A Controversial Affair

  • André Saraiva
  • FAILE
  • Felipe Pantone
  • Jason REVOK
  • JonOne
  • Maya Hayuk
  • Okuda San Miguel
  • PichiAvo
  • Sainer
  • Swoon

10 November - 30 December 2023

UNDERDOGS GALLERY
Rua Fernando Palha, Armazém 56 – Lisbon, Portugal

What is, for you, the most important in art: line or colour?

Drawing could be the most genuine expression of an artist: there are no masks, no disguises, no obstacles between the artist and his brush. It is where creators are the most vulnerable and exposed.“If we master a bit of drawing, everything else is possible,” said the Swiss artist Alberto Giacometti (1901–1966), the master of endless lines in the 20th century. Colours, on the other hand, may catch the eye even before one realises the content of an image. They are responsible for bringing mood, atmosphere, depth, and light to artworks.“Colour is one of the great things in the world that makes life worth living to me,”defended the celebrated American artist Georgia O’Keeffe (1887–1986).

Believe it or not, one of the most remarkable quarrels in Western art history was exactly about the supremacy of colour versus line in painting. The so-called Querelle du coloris [Dispute on colour] which took place in the 1670s, led the French Royal Academy of Painting and Sculpture, in Paris, to embark on a fierce theoretical dispute. Painters split into the Rubénistes (inclined towards the works of Peter Paul Rubens) and the Poussinistes (who were partial to the works of Nicolas Poussin). The first group believed that colour was superior as it was more true to nature. According to them, drawing appealed only to a few experts whereas colour reflected emotions and could be enjoyed by everyone. The second group, which considered form to be more valuable, defended thinking before acting. To them, the use of lines to depict form was the essential skill of painting, and colour was purely decorative. A 17th century dispute that actually drove scholars mad.

In those days, academies were dogmatic training programmes that provided artists with a regular exhibition venue. According to art historian Michael Driskel,“the development of academic theory was predicated on the notion that painting was a‘discipline’governed by rules that could be defined and taught.”Today,art is everywhere to be seen and created. Decentralisation and nonhierarchical are the order of the day.

This exhibition revisits the quarrel in relation to contemporary times. A Controversial Affair gathers works by ten contemporary urban artists who deal with various expanded forms of painting, and are influenced daily by the harmony and confrontation of line and colour. The majority of these artists started their practice in the streets of the world, writing their names on walls. The line is essential in graffiti art, a rapid signature inscribed on the landscape. With its development, colour started being added, becoming crucial, notably on train graffiti, evolving into the creation of murals, where line and colour started blending.
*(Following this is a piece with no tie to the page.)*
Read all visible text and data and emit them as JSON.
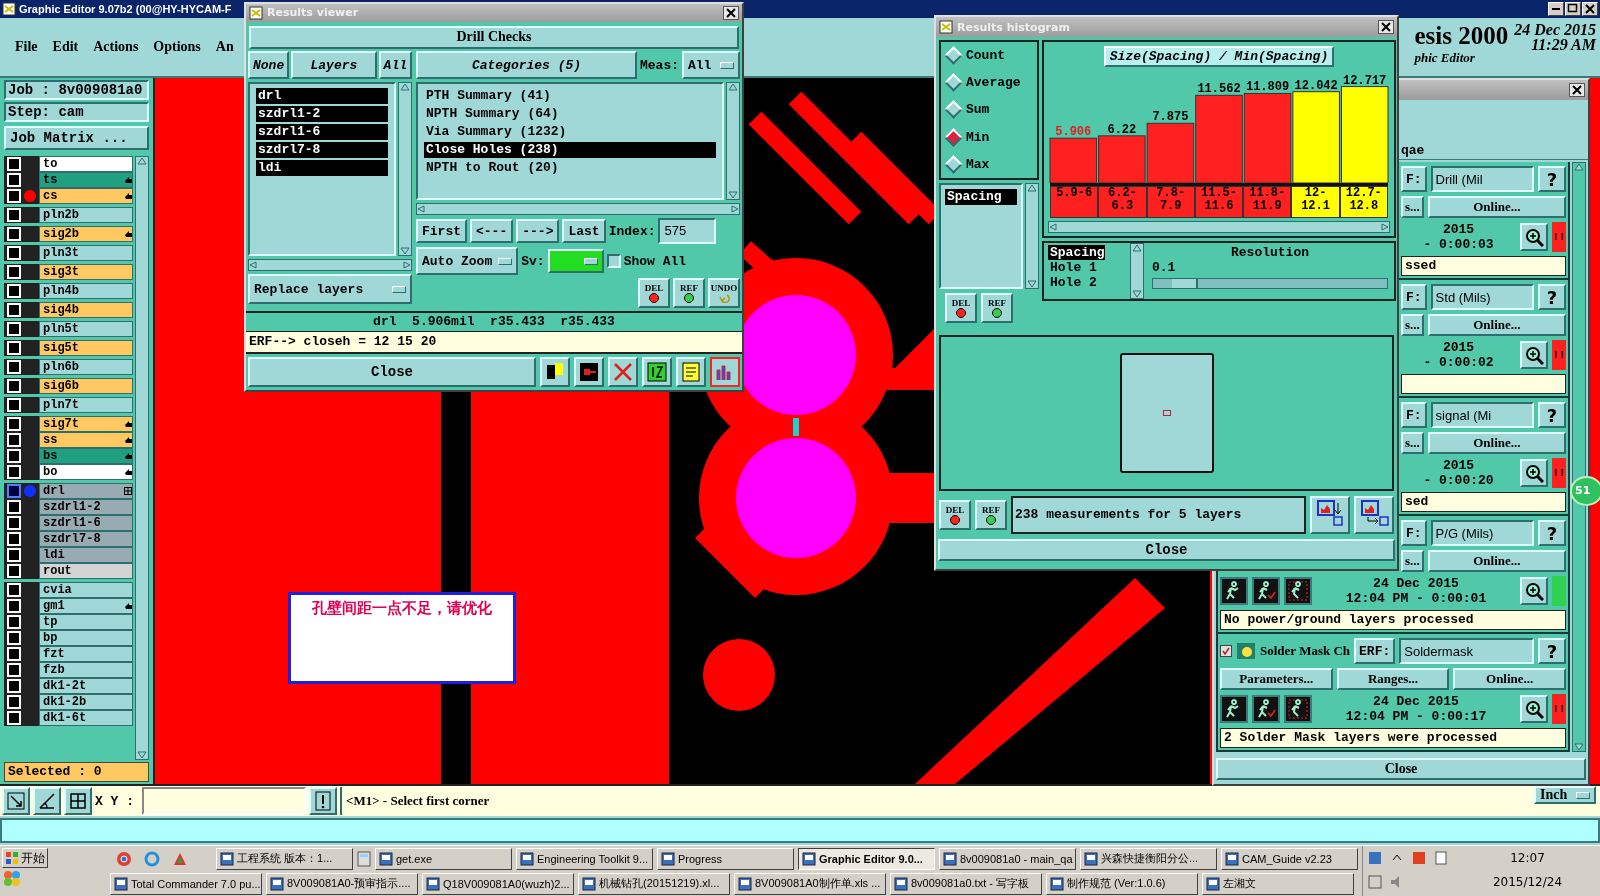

In 1678, colour won. Emotion, and not rationality, was the order of the day. To the Western world, it meant that painting started to be more accessible to people outside the Academy, an important first step towards the openness of the art world. Today, the accessibility of the contemporary art world is another controversial affair. A discussion that is an integral part of urban art.

Nearly four centuries after the Querelle du coloris, your opinion is all- important: do you choose line, colour... or both?